Background
Preventing drug diversion is important in all areas of the health system and especially in growing areas such as ambulatory procedural settings. As I transition to life during and after the pandemic it is important to recognize that care delivery has changed and will be done differently moving forward. Many procedures and less acute surgeries are now transitioning from the inpatient hospital setting to more ambulatory surgical centers and clinics. As pharmacy leaders, we must be adaptive to this change to fulfill our mission of bringing care closer to the patient, but also insuring we have the proper safeguards in place to protect against medication and controlled substance diversion.
Performing the assessment
Understanding new strategies of care delivery from my healthcare provider and administrator colleagues will help me be prepared to identify new workflows involving medication use. I find it helpful to be proactive in seeking to understand how medications will be purchased, stored, dispensed, and ultimately administered for a new service line. Since patient care delivery often changes faster than a budget cycle, it may not always be possible to leverage automation immediately to uphold drug security. With this in mind, I try to visit offsite locations and work collaboratively with my nursing and physician colleagues to review medication use practices.
Establishing a framework for success
As I review the ambulatory procedural drug purchasing process, I outline how medications will be ordered and par levels established. Calling out that controlled substances will have additional requirements than prescription medications in general is an important differentiator. I try to be upfront about these unique workflows to achieve buy in and not catch my colleagues off guard. After purchasing practices are discussed, creating segregation of duties is the next key strategy in reducing internal diversion risk. Often in surgical centers the nurse or clinic supervisor may submit the medication order and also receive. While this practice provides an efficient workflow it may also lead to a higher diversion risk since the same person is responsible for both activities. Identifying separate individuals who can be responsible for the process is one way of approaching the situation, but another is to have pharmacy purchase these medications to insure standard work and oversight. This is usually a welcomed partnership as nursing and other allied professional staffing has been limited.
Another key area I always try to review is how medications will be received and subsequently stored. This includes both prescription medications as well as any controlled substances. While loading these medications into an automated dispensing cabinet is always a best practice for monitoring and oversight it may not always be feasible in all ambulatory locations. There may be several limitations from department budgetary constraints to long lead times from the automation manufacturer. In these cases alternative strategies of medication security must be reviewed keeping in mind the strict regulatory requirements of the Drug Enforcement Administration and Board of Pharmacy. This often means identifying a secure room/cabinet where only medications will be stored and keeping them under double lock using some form of biometric or badge access.
Restricting medication security in a clinic setting is important while also trying to be cognizant of team workflows. Usually these ambulatory surgical settings are fast paced with patients being treated and discharged home in the same day. This means that accommodations to staff needs must be considered in the drug storage paradigm. Typically, I will restrict access to the medication storage location to only those licensed to handle medications and require medications to be signed out and documented. While this process has limitations, it can be further be monitored by security video and clinical leadership performing perpetual counts on a routine basis. It is also important to recognize that storage location is only one aspect of the controlled substance monitoring program.
An additional consideration to drug security must be given to the actual medication product itself.
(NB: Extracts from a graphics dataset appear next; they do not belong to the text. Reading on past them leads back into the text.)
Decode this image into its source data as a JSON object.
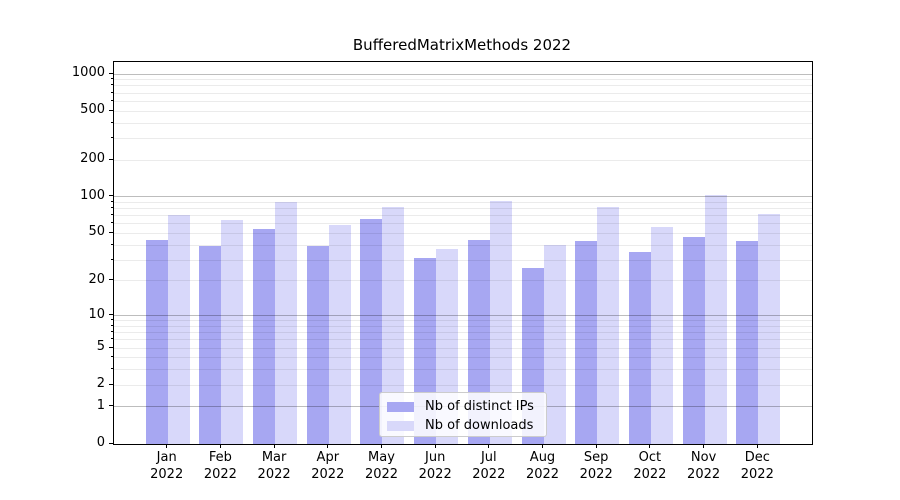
{
  "chart_data": {
    "type": "bar",
    "title": "BufferedMatrixMethods 2022",
    "categories": [
      "Jan",
      "Feb",
      "Mar",
      "Apr",
      "May",
      "Jun",
      "Jul",
      "Aug",
      "Sep",
      "Oct",
      "Nov",
      "Dec"
    ],
    "year_label": "2022",
    "series": [
      {
        "name": "Nb of distinct IPs",
        "color": "#a7a7f2",
        "values": [
          44,
          39,
          54,
          39,
          66,
          31,
          44,
          26,
          43,
          35,
          47,
          43
        ]
      },
      {
        "name": "Nb of downloads",
        "color": "#d8d8fa",
        "values": [
          71,
          65,
          91,
          59,
          82,
          37,
          93,
          40,
          83,
          57,
          104,
          72
        ]
      }
    ],
    "y_axis": {
      "scale": "log1p",
      "tick_labels": [
        "0",
        "1",
        "2",
        "5",
        "10",
        "20",
        "50",
        "100",
        "200",
        "500",
        "1000"
      ],
      "tick_values": [
        0,
        1,
        2,
        5,
        10,
        20,
        50,
        100,
        200,
        500,
        1000
      ],
      "major_gridline_values": [
        1,
        10,
        100,
        1000
      ],
      "ylim": [
        0,
        1230
      ],
      "grid": true
    },
    "legend": {
      "position": "lower-center"
    }
  }
}
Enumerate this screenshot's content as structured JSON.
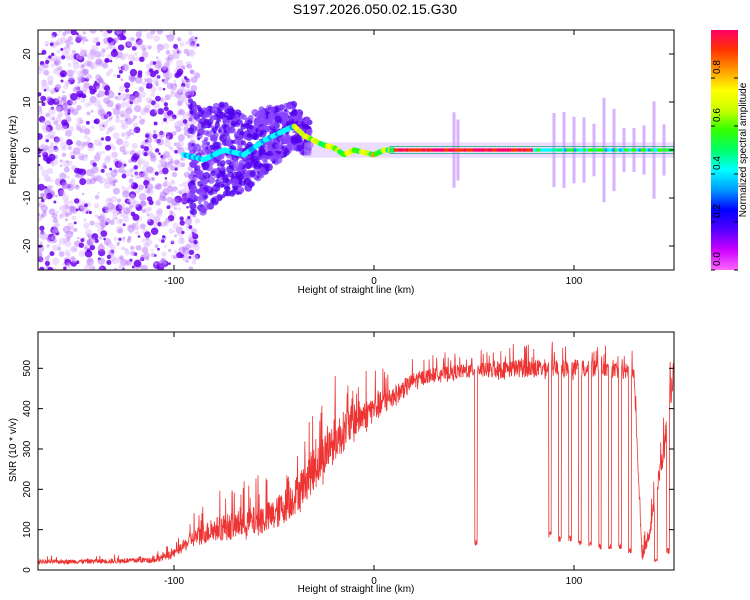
{
  "figure_title": "S197.2026.050.02.15.G30",
  "chart_data": [
    {
      "type": "heatmap",
      "title": "S197.2026.050.02.15.G30",
      "xlabel": "Height of straight line (km)",
      "ylabel": "Frequency (Hz)",
      "xlim": [
        -168,
        150
      ],
      "ylim": [
        -25,
        25
      ],
      "xticks": [
        -100,
        0,
        100
      ],
      "xtick_labels": [
        "-100",
        "0",
        "100"
      ],
      "yticks": [
        -20,
        -10,
        0,
        10,
        20
      ],
      "ytick_labels": [
        "-20",
        "-10",
        "0",
        "10",
        "20"
      ],
      "colorbar": {
        "label": "Normalized spectral amplitude",
        "range": [
          0,
          1
        ],
        "ticks": [
          0.0,
          0.2,
          0.4,
          0.6,
          0.8
        ],
        "tick_labels": [
          "0.0",
          "0.2",
          "0.4",
          "0.6",
          "0.8"
        ],
        "colors": [
          "#ff66ff",
          "#cc00ff",
          "#5500ff",
          "#0000ff",
          "#0099ff",
          "#00ffff",
          "#00ff66",
          "#33ff00",
          "#ccff00",
          "#ffff00",
          "#ff9900",
          "#ff3300",
          "#ff0066"
        ]
      },
      "ridge": {
        "x": [
          -95,
          -85,
          -75,
          -65,
          -55,
          -45,
          -40,
          -35,
          -30,
          -25,
          -20,
          -15,
          -10,
          -5,
          0,
          5,
          10,
          20,
          40,
          60,
          80,
          100,
          120,
          140,
          150
        ],
        "freq": [
          -1,
          -2,
          0,
          -1,
          2,
          4,
          5,
          3,
          2,
          1,
          0.5,
          -1,
          0,
          -0.5,
          -1,
          0,
          0,
          0,
          0,
          0,
          0,
          0,
          0,
          0,
          0
        ]
      },
      "noise_region": {
        "x_start": -168,
        "x_end": -88
      },
      "vertical_streaks_x": [
        40,
        42,
        90,
        95,
        100,
        105,
        110,
        115,
        120,
        125,
        130,
        135,
        140,
        145
      ]
    },
    {
      "type": "line",
      "xlabel": "Height of straight line (km)",
      "ylabel": "SNR (10 * v/v)",
      "xlim": [
        -168,
        150
      ],
      "ylim": [
        0,
        590
      ],
      "xticks": [
        -100,
        0,
        100
      ],
      "xtick_labels": [
        "-100",
        "0",
        "100"
      ],
      "yticks": [
        0,
        100,
        200,
        300,
        400,
        500
      ],
      "ytick_labels": [
        "0",
        "100",
        "200",
        "300",
        "400",
        "500"
      ],
      "series": [
        {
          "name": "SNR",
          "color": "#ee3333",
          "envelope_x": [
            -168,
            -130,
            -110,
            -100,
            -95,
            -90,
            -80,
            -70,
            -60,
            -50,
            -40,
            -30,
            -20,
            -10,
            0,
            10,
            20,
            30,
            40,
            50,
            60,
            70,
            80,
            90,
            100,
            110,
            120,
            130,
            134,
            138,
            145,
            150
          ],
          "envelope_y": [
            20,
            22,
            25,
            40,
            60,
            80,
            100,
            110,
            120,
            135,
            180,
            250,
            320,
            370,
            400,
            430,
            470,
            485,
            490,
            495,
            495,
            500,
            500,
            500,
            500,
            500,
            495,
            490,
            30,
            100,
            300,
            500
          ],
          "noise_amp": [
            10,
            12,
            14,
            18,
            30,
            45,
            60,
            70,
            75,
            80,
            90,
            110,
            110,
            90,
            70,
            55,
            40,
            35,
            35,
            35,
            40,
            45,
            45,
            45,
            45,
            45,
            40,
            40,
            20,
            40,
            60,
            60
          ],
          "dips_x": [
            51,
            88,
            93,
            98,
            103,
            108,
            113,
            118,
            123,
            128,
            141,
            147
          ],
          "dips_y": [
            60,
            80,
            70,
            70,
            60,
            60,
            50,
            50,
            50,
            40,
            20,
            40
          ]
        }
      ]
    }
  ]
}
Purchasing medications that come in tamper resistant or evident packaging provides a visual alert to someone if a medication has been altered. This visual safeguard can be useful in offsite locations where we rely on frontline practitioners to monitor medication use and report abnormal activity. Secondary to tamper resistant packing is purchasing medications that come in the lowest dosage form needed and within a prefilled container or syringe. By having medication available in its ready to use form at the lowest dose needed we reduce the amount of controlled substance waste generated within a procedure. By reducing this waste, we also inherently reduce the risk of excess controlled substance waste diverted or not accounted for. The ready to use dosage form also reduces unnecessary manipulations that can improve medication safety and concerns around sterility. Ultimately these practices in concert reduce the likelihood of diversion and provide a framework of medication oversight.
Conclusion
By recognizing that healthcare delivery is continuing to evolve, I am able to adapt our medication use and controlled substance practices to reduce the potential for diversion. This also enables us to better protect our employees and patients against the dangers of drug diversion. Cross-clinical collaboration is essential in establishing successful workflows, identifying medication storage locations, and selecting medication products that provide safe medication use.